MA grads determined to develop First Nations language legacy
SFU’s new master’s program in linguistics of a First Nations language, which offers professional development for language specialists, will see its first 24 students receive their degrees during the June convocation.
The unique program featured two cohorts—one at the Burnaby campus with 12 students who spoke five different languages—Haida, Halkomelem, Kaska, Secwepemctsin and Tahltan— and a community-based cohort in Duncan, B.C. with 12 students who all spoke Hul’q’umi’num’.
A first in North America
Linguistics professor Donna Gerdts says the Duncan cohort may be the first in North America to focus solely on one Indigenous language. What’s more, the cohort was inter-generational, with fathers and daughters, and brothers, sisters and cousins, all studying together.
Recognizing the urgent need for Indigenous language programs and materials, many of the graduands in both cohorts focused their MA projects on language education and revitalization.
Lisa Lang and Benjamin Young researched language acquisition and Haida community responses to a new language-nest pre-school program. Jessica Arnouse, Roberta Charlie, Cheyenne Cunningham and Emily Edenshaw-Chafin developed resources for early childhood programs. Verna Jones described her culturally based secondary program. Diana Kay developed language guides for classroom teachers. Linda McDonald studied conversations for adult learners, and Mary Stewart studied motions and gestures in teaching.

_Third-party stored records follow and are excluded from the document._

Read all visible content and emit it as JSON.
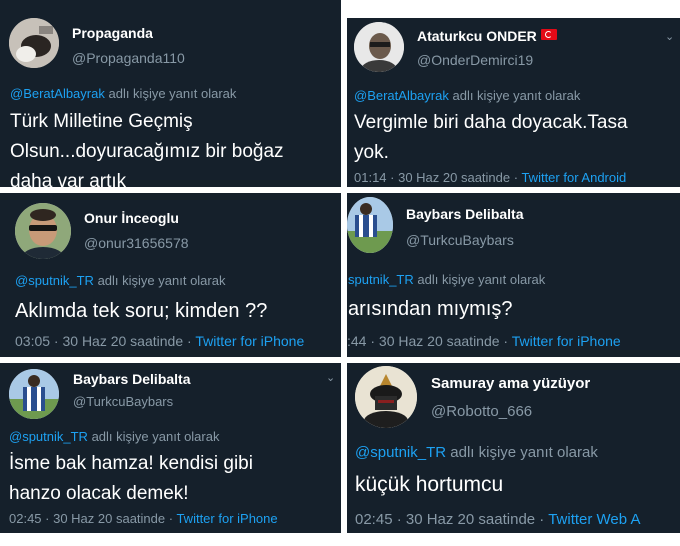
{
  "accent": "#1da1f2",
  "background": "#15202b",
  "reply_suffix": "adlı kişiye yanıt olarak",
  "tweets": [
    {
      "display_name": "Propaganda",
      "handle": "@Propaganda110",
      "reply_to": "@BeratAlbayrak",
      "text_lines": [
        "Türk Milletine Geçmiş",
        "Olsun...doyuracağımız bir boğaz",
        "daha var artık"
      ],
      "time": "",
      "source": ""
    },
    {
      "display_name": "Ataturkcu ONDER",
      "flag_icon": "turkey-flag-icon",
      "handle": "@OnderDemirci19",
      "reply_to": "@BeratAlbayrak",
      "text_lines": [
        "Vergimle biri daha doyacak.Tasa",
        "yok."
      ],
      "time": "01:14 · 30 Haz 20 saatinde ·",
      "source": "Twitter for Android"
    },
    {
      "display_name": "Onur İnceoglu",
      "handle": "@onur31656578",
      "reply_to": "@sputnik_TR",
      "text_lines": [
        "Aklımda tek soru;  kimden ??"
      ],
      "time": "03:05 · 30 Haz 20 saatinde ·",
      "source": "Twitter for iPhone"
    },
    {
      "display_name": "Baybars Delibalta",
      "handle": "@TurkcuBaybars",
      "reply_to": "sputnik_TR",
      "text_lines": [
        "arısından mıymış?"
      ],
      "time": ":44 · 30 Haz 20 saatinde ·",
      "source": "Twitter for iPhone"
    },
    {
      "display_name": "Baybars Delibalta",
      "handle": "@TurkcuBaybars",
      "reply_to": "@sputnik_TR",
      "text_lines": [
        "İsme bak hamza! kendisi gibi",
        "hanzo olacak demek!"
      ],
      "time": "02:45 · 30 Haz 20 saatinde ·",
      "source": "Twitter for iPhone"
    },
    {
      "display_name": "Samuray ama yüzüyor",
      "handle": "@Robotto_666",
      "reply_to": "@sputnik_TR",
      "text_lines": [
        "küçük hortumcu"
      ],
      "time": "02:45 · 30 Haz 20 saatinde ·",
      "source": "Twitter Web A"
    }
  ]
}
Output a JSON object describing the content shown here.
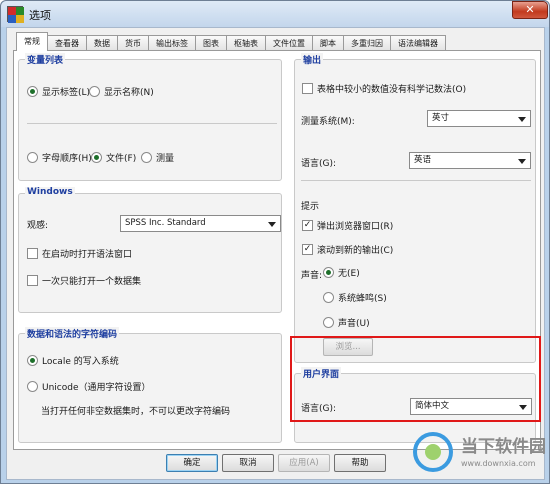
{
  "window": {
    "title": "选项",
    "close": "✕"
  },
  "tabs": [
    "常规",
    "查看器",
    "数据",
    "货币",
    "输出标签",
    "图表",
    "枢轴表",
    "文件位置",
    "脚本",
    "多重归因",
    "语法编辑器"
  ],
  "variable_list": {
    "title": "变量列表",
    "display_options": [
      "显示标签(L)",
      "显示名称(N)"
    ],
    "order_options": [
      "字母顺序(H)",
      "文件(F)",
      "测量"
    ]
  },
  "windows_group": {
    "title": "Windows",
    "look_label": "观感:",
    "look_value": "SPSS Inc. Standard",
    "checks": [
      "在启动时打开语法窗口",
      "一次只能打开一个数据集"
    ]
  },
  "encoding": {
    "title": "数据和语法的字符编码",
    "options": [
      "Locale 的写入系统",
      "Unicode（通用字符设置）"
    ],
    "note": "当打开任何非空数据集时，不可以更改字符编码"
  },
  "output": {
    "title": "输出",
    "scientific_check": "表格中较小的数值没有科学记数法(O)",
    "measurement_label": "测量系统(M):",
    "measurement_value": "英寸",
    "language_label": "语言(G):",
    "language_value": "英语",
    "notify_label": "提示",
    "notify_checks": [
      "弹出浏览器窗口(R)",
      "滚动到新的输出(C)"
    ],
    "sound_label": "声音:",
    "sound_options": [
      "无(E)",
      "系统蜂鸣(S)",
      "声音(U)"
    ],
    "browse": "浏览..."
  },
  "ui_group": {
    "title": "用户界面",
    "language_label": "语言(G):",
    "language_value": "简体中文"
  },
  "buttons": {
    "ok": "确定",
    "cancel": "取消",
    "apply": "应用(A)",
    "help": "帮助"
  },
  "watermark": {
    "name": "当下软件园",
    "url": "www.downxia.com"
  },
  "colors": {
    "accent": "#1f3fa0",
    "highlight": "#e01818"
  }
}
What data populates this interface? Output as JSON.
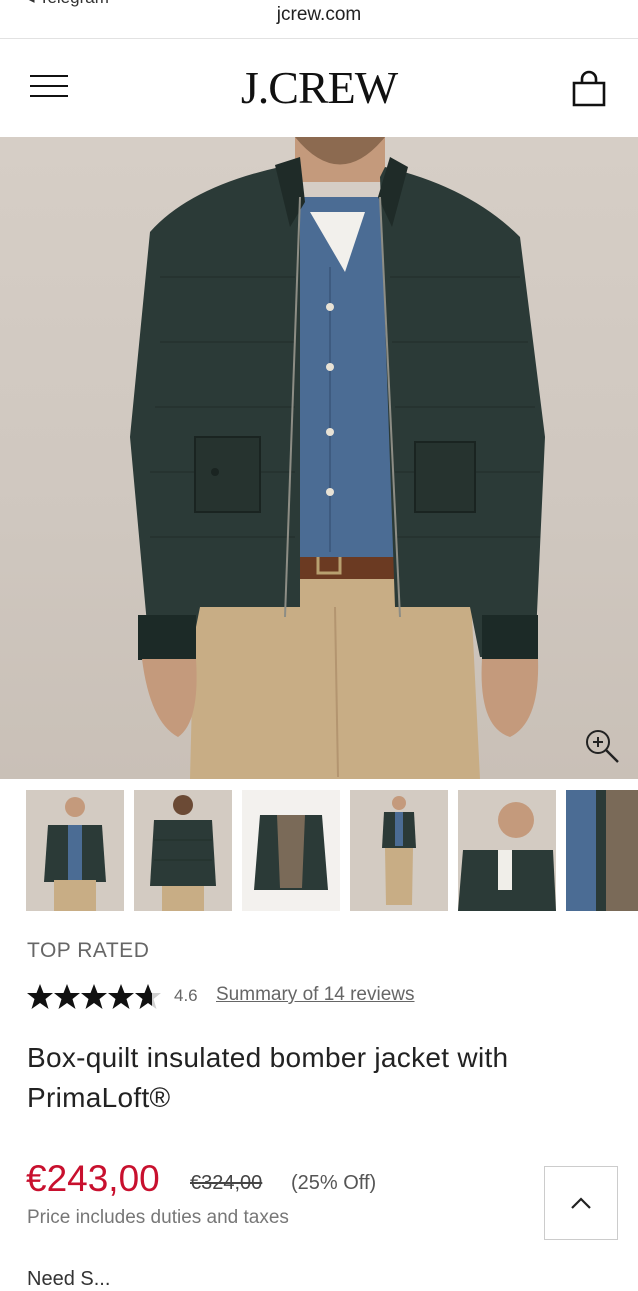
{
  "browser": {
    "back_app": "◂ Telegram",
    "url": "jcrew.com"
  },
  "header": {
    "logo": "J.CREW"
  },
  "product": {
    "badge": "TOP RATED",
    "rating": "4.6",
    "stars": 4.6,
    "reviews_link": "Summary of 14 reviews",
    "title": "Box-quilt insulated bomber jacket with PrimaLoft®",
    "price_sale": "€243,00",
    "price_original": "€324,00",
    "price_discount": "(25% Off)",
    "price_note": "Price includes duties and taxes",
    "next_section_partial": "Need S..."
  },
  "colors": {
    "sale_red": "#c8102e",
    "jacket_green": "#2b3a37",
    "denim": "#4b6c94",
    "khaki": "#c8ad85"
  }
}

Marianne Ignace, director of SFU’s First Nations Languages Centre, says, “Indigenous languages embody and express ancient knowledge of environment and social relations, and thus deeply connect students to the way of thinking and being of their ancestors.”

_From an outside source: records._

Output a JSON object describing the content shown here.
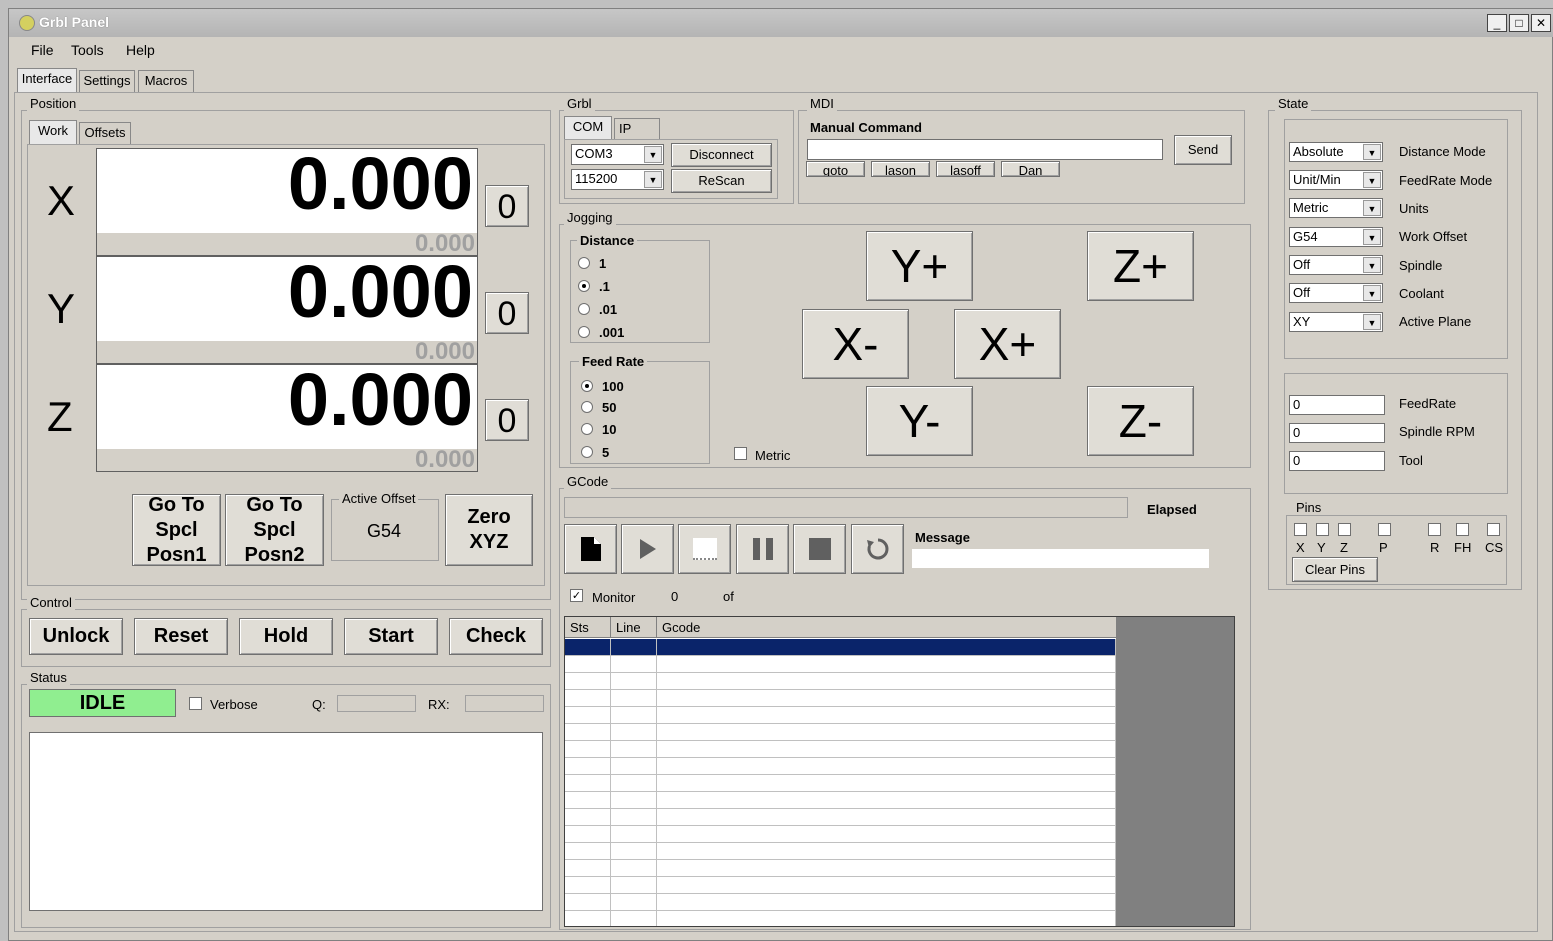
{
  "window": {
    "title": "Grbl Panel",
    "min": "_",
    "max": "□",
    "close": "✕"
  },
  "menu": [
    "File",
    "Tools",
    "Help"
  ],
  "main_tabs": [
    "Interface",
    "Settings",
    "Macros"
  ],
  "position": {
    "label": "Position",
    "tabs": [
      "Work",
      "Offsets"
    ],
    "axes": [
      {
        "name": "X",
        "work": "0.000",
        "machine": "0.000",
        "zero": "0"
      },
      {
        "name": "Y",
        "work": "0.000",
        "machine": "0.000",
        "zero": "0"
      },
      {
        "name": "Z",
        "work": "0.000",
        "machine": "0.000",
        "zero": "0"
      }
    ],
    "goto1": [
      "Go To",
      "Spcl",
      "Posn1"
    ],
    "goto2": [
      "Go To",
      "Spcl",
      "Posn2"
    ],
    "active_offset_label": "Active Offset",
    "active_offset_value": "G54",
    "zero_xyz": [
      "Zero",
      "XYZ"
    ]
  },
  "control": {
    "label": "Control",
    "buttons": [
      "Unlock",
      "Reset",
      "Hold",
      "Start",
      "Check"
    ]
  },
  "status": {
    "label": "Status",
    "state": "IDLE",
    "verbose": "Verbose",
    "q": "Q:",
    "rx": "RX:"
  },
  "grbl": {
    "label": "Grbl",
    "tabs": [
      "COM",
      "IP"
    ],
    "port": "COM3",
    "baud": "115200",
    "disconnect": "Disconnect",
    "rescan": "ReScan"
  },
  "mdi": {
    "label": "MDI",
    "manual": "Manual Command",
    "send": "Send",
    "macros": [
      "goto",
      "lason",
      "lasoff",
      "Dan"
    ]
  },
  "jogging": {
    "label": "Jogging",
    "distance_label": "Distance",
    "distances": [
      "1",
      ".1",
      ".01",
      ".001"
    ],
    "distance_selected": 1,
    "feed_label": "Feed Rate",
    "feeds": [
      "100",
      "50",
      "10",
      "5"
    ],
    "feed_selected": 0,
    "metric": "Metric",
    "buttons": {
      "yplus": "Y+",
      "zplus": "Z+",
      "xminus": "X-",
      "xplus": "X+",
      "yminus": "Y-",
      "zminus": "Z-"
    }
  },
  "gcode": {
    "label": "GCode",
    "elapsed": "Elapsed",
    "message": "Message",
    "monitor": "Monitor",
    "count": "0",
    "of": "of",
    "columns": [
      "Sts",
      "Line",
      "Gcode"
    ]
  },
  "state": {
    "label": "State",
    "modes": [
      {
        "value": "Absolute",
        "label": "Distance Mode"
      },
      {
        "value": "Unit/Min",
        "label": "FeedRate Mode"
      },
      {
        "value": "Metric",
        "label": "Units"
      },
      {
        "value": "G54",
        "label": "Work Offset"
      },
      {
        "value": "Off",
        "label": "Spindle"
      },
      {
        "value": "Off",
        "label": "Coolant"
      },
      {
        "value": "XY",
        "label": "Active Plane"
      }
    ],
    "values": [
      {
        "value": "0",
        "label": "FeedRate"
      },
      {
        "value": "0",
        "label": "Spindle RPM"
      },
      {
        "value": "0",
        "label": "Tool"
      }
    ],
    "pins_label": "Pins",
    "pins": [
      "X",
      "Y",
      "Z",
      "P",
      "R",
      "FH",
      "CS"
    ],
    "clear_pins": "Clear Pins"
  },
  "colors": {
    "idle": "#90ee90",
    "selected_row": "#0a246a",
    "grid_bg": "#808080"
  }
}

Language is key to authentically representing indigenous knowledge
The importance of language to authentically represent Indigenous knowledge was highlighted in research on kinship terms by Sonya Charlie, narratives of pregnancy and birth by Charlene Fortier, verb classifiers by Louise Framst, personal names by Theodore Gottfriedson, and tribal journeys by Colleen Manson. Leah Meunier recreated the language for working with stinging nettles, Bernadette Sam documented language used in marriage ceremonies, Margaret Seymour wrote stories of her career as a competitive war canoe paddler and Claudia Sylvester compiled a study guide to birds.
Gerdts points out the challenge of designing a program that teaches linguistic analysis as a path to language fluency, noting that “the Duncan program was unique in offering an entire MA program on and in a single First Nations language.”
As well, she says, “We used a project-based approached, centered on traditional stories, with much assistance from First Nations elders and linguistics graduate students.”
This method motivated many, including Laura Antoine, Harvey George, Carol Louie and George Seymour, to write new stories for their MA projects.
Says Seymour, “Our deepest hope is to create a literature for the younger generation to study and learn from.”
Many of the graduands, such as George, the oldest of the graduands at age 75, and his sister Antoine, come from esteemed families of language experts and are keenly aware that the responsibility to transmit the language now lies with them.
Thomas Jones, who authored a dozen stories in Hul’q’umi’num’ for his MA project, thanks elders Ruby Peter and Delores Louie for mentoring the Duncan cohort.
“It’s a true inspiration to learn from elders who have spent many decades researching and teaching our language,” he says. “They embody the resilience of our people and our language, and we as young people aspire to be like them.”
Elder Peter will be recognized with an honorary doctorate during the SFU convocation ceremony on June 13. Her daughter and niece will also receive MA degrees and three grandchildren will receive certificates in First Nations Language Proficiency.